Unpredictability As A Security Measure

I'm not sure if this is a good idea or not yet, in practice. But, the concept is quite fascinating. In essence, malicious software assumes your computer will operate in a certain way so why not confuse it and be unpredictable.

The idea is being worked upon by Daniela Oliveira, amongst others. The paper that she wrote, and which was presented at last year's USENIX but I'm only just coming around to reading up about it.  I'm surprised I'd not heard of it before.

The principle has some very sound basis in military strategy.
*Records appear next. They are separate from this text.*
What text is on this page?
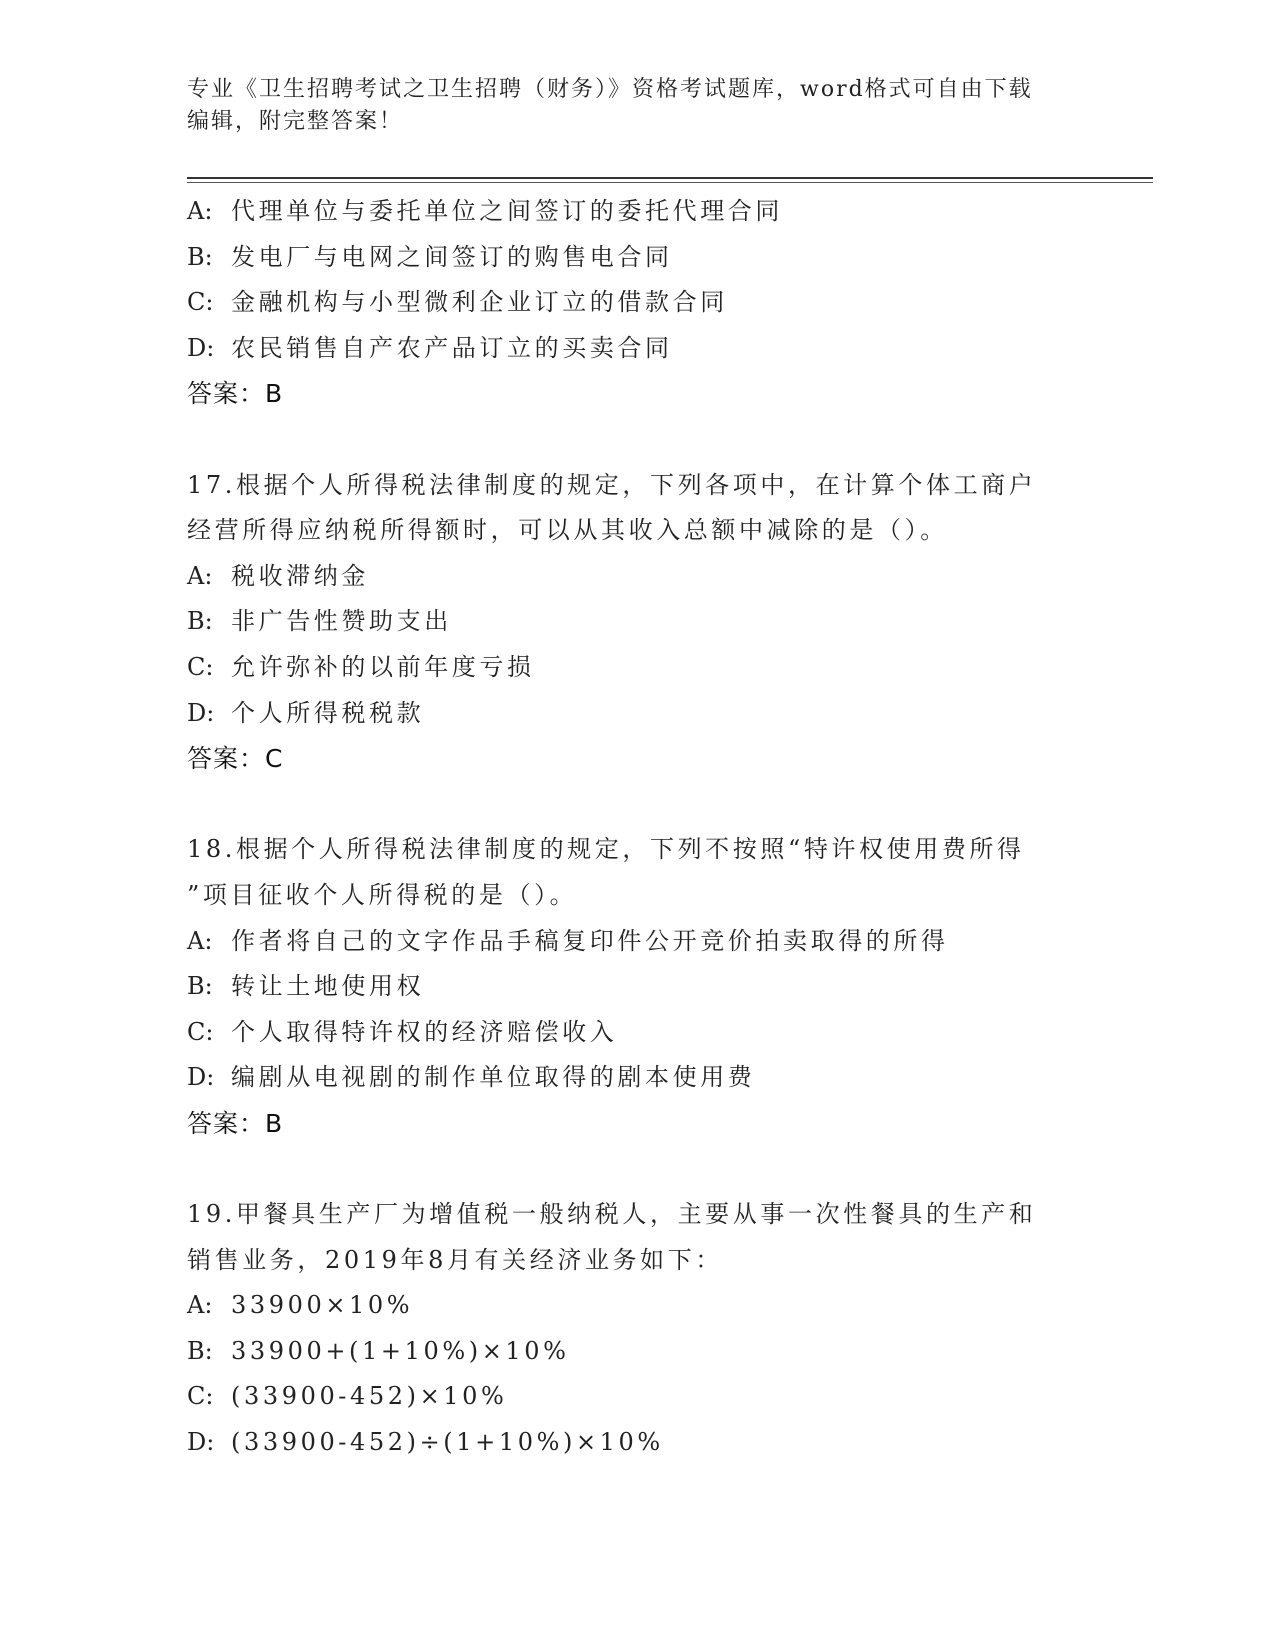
专业《卫生招聘考试之卫生招聘（财务）》资格考试题库，word格式可自由下载
编辑，附完整答案！
A: 代理单位与委托单位之间签订的委托代理合同
B: 发电厂与电网之间签订的购售电合同
C: 金融机构与小型微利企业订立的借款合同
D: 农民销售自产农产品订立的买卖合同
答案：B
17.根据个人所得税法律制度的规定，下列各项中，在计算个体工商户
经营所得应纳税所得额时，可以从其收入总额中减除的是（）。
A: 税收滞纳金
B: 非广告性赞助支出
C: 允许弥补的以前年度亏损
D: 个人所得税税款
答案：C
18.根据个人所得税法律制度的规定，下列不按照“特许权使用费所得
”项目征收个人所得税的是（）。
A: 作者将自己的文字作品手稿复印件公开竞价拍卖取得的所得
B: 转让土地使用权
C: 个人取得特许权的经济赔偿收入
D: 编剧从电视剧的制作单位取得的剧本使用费
答案：B
19.甲餐具生产厂为增值税一般纳税人，主要从事一次性餐具的生产和
销售业务，2019年8月有关经济业务如下：
A: 33900×10%
B: 33900+(1+10%)×10%
C: (33900-452)×10%
D: (33900-452)÷(1+10%)×10%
The Art of War (孫子兵法) by Sun Tzu has many suggestions on how to outwit your enemy which would appear to be quite applicable here, if they can be made to work in practice.

I understand that Prof Oliveira is working on an operating system called Chameleon in which she and her colleagues aim to encompass the principles set out in the paper and presentation.

We've already seen some of the ideas suggested for Chameleon in Honeypots.  However, in addition to allowing malware to operate in a façade environment whilst the system collects data about the malicious software, Chameleon looks as if it goes further by having common operating system functions respond in unpredictable ways. 

And its at that point any operating system designer would throw their hands up and say that this is going to make the operating system unusable: the very essence of improved operating system design is to have it behave as predictably as possible, even when the inputs are slightly unpredictable.  The concept of perturbing system calls in the kernel of an operating system literally doesn't compute for most of us.

But, the initial research conducted does suggest that the security gains from such an approach are quite considerable so it is well worth further study to see if a suitable level of trade off can be found.

Having only just found the concept I've no idea if this approach will be practical, but its certainly an area of research to keep an eye on, and I look forward to seeing Chameleon in action.